Family of flowering plants

The Buxaceae are a small family of six genera and about 123 known species of flowering plants. They are shrubs and small trees, with a cosmopolitan distribution. A seventh genus, sometimes accepted in the past (Notobuxus), has been shown by genetic studies to be included within Buxus (Balthazar et al., 2000).

The family is recognised by most taxonomists, and it is commonly known as the box family. However, its placement and circumscription has varied; some taxonomists treated Styloceras in its own family Stylocerataceae, Didymeles in its own family Didymelaceae, Haptanthus in Haptanthaceae (now all included in Buxaceae)), and formerly Simmondsia was included, which is not related and now usually placed in its own family Simmondsiaceae.
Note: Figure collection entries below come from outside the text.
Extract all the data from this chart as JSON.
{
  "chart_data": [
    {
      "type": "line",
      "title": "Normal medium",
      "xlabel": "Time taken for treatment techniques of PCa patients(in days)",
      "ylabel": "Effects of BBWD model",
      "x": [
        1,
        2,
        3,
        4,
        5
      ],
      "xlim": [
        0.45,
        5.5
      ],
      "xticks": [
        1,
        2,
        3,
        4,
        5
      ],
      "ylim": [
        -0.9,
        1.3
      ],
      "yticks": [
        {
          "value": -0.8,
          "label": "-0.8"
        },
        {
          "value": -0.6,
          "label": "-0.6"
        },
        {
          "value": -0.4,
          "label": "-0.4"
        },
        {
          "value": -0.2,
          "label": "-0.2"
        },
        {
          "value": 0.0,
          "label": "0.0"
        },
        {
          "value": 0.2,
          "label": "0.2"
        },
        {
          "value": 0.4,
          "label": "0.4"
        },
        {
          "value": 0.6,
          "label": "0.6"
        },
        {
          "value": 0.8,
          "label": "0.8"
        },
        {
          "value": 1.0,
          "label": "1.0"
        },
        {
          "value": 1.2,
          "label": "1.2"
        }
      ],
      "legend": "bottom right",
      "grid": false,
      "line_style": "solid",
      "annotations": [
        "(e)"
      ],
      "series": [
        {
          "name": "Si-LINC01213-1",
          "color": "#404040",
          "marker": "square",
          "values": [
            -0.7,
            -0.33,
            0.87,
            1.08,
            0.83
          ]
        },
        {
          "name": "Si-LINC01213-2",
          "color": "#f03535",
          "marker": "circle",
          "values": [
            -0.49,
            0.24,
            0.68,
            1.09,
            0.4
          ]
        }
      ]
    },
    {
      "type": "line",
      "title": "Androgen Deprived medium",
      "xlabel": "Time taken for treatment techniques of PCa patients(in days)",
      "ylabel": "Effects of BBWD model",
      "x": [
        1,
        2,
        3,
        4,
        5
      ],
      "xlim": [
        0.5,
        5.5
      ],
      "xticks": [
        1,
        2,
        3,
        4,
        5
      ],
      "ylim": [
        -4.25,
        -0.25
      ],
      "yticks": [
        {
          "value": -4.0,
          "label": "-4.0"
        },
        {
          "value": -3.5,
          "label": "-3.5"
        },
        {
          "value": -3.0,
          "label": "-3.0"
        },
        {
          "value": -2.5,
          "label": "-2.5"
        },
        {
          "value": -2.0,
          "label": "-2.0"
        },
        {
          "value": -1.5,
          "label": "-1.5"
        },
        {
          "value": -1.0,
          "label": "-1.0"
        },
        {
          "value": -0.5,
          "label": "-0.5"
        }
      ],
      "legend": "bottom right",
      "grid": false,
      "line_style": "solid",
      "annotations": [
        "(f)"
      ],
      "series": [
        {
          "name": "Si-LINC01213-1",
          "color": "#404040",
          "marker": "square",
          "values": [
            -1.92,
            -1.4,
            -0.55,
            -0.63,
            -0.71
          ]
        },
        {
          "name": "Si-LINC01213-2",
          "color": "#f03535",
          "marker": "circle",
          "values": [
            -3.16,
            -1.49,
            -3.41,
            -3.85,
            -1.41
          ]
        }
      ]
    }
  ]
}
The APG II system of 2003 recognises the family, but in a new circumscription in that it includes the genus Didymeles (two species of evergreen trees from Madagascar). However, APG II does allow the option of segregating this genus as family Didymelaceae, as an optional segregate. This represents a slight change from the APG system of 1998, which firmly recognised both families as separate. In both APG and APG II, the family Buxaceae is unplaced as to order and left among the basal lineages of the eudicots. The AP website suggests instating the order Buxales for this family and the family Didymelaceae. In the APG IV system of 2016, Haptanthus and Didymeles are included in Buxaceae, which is the only family in Buxales.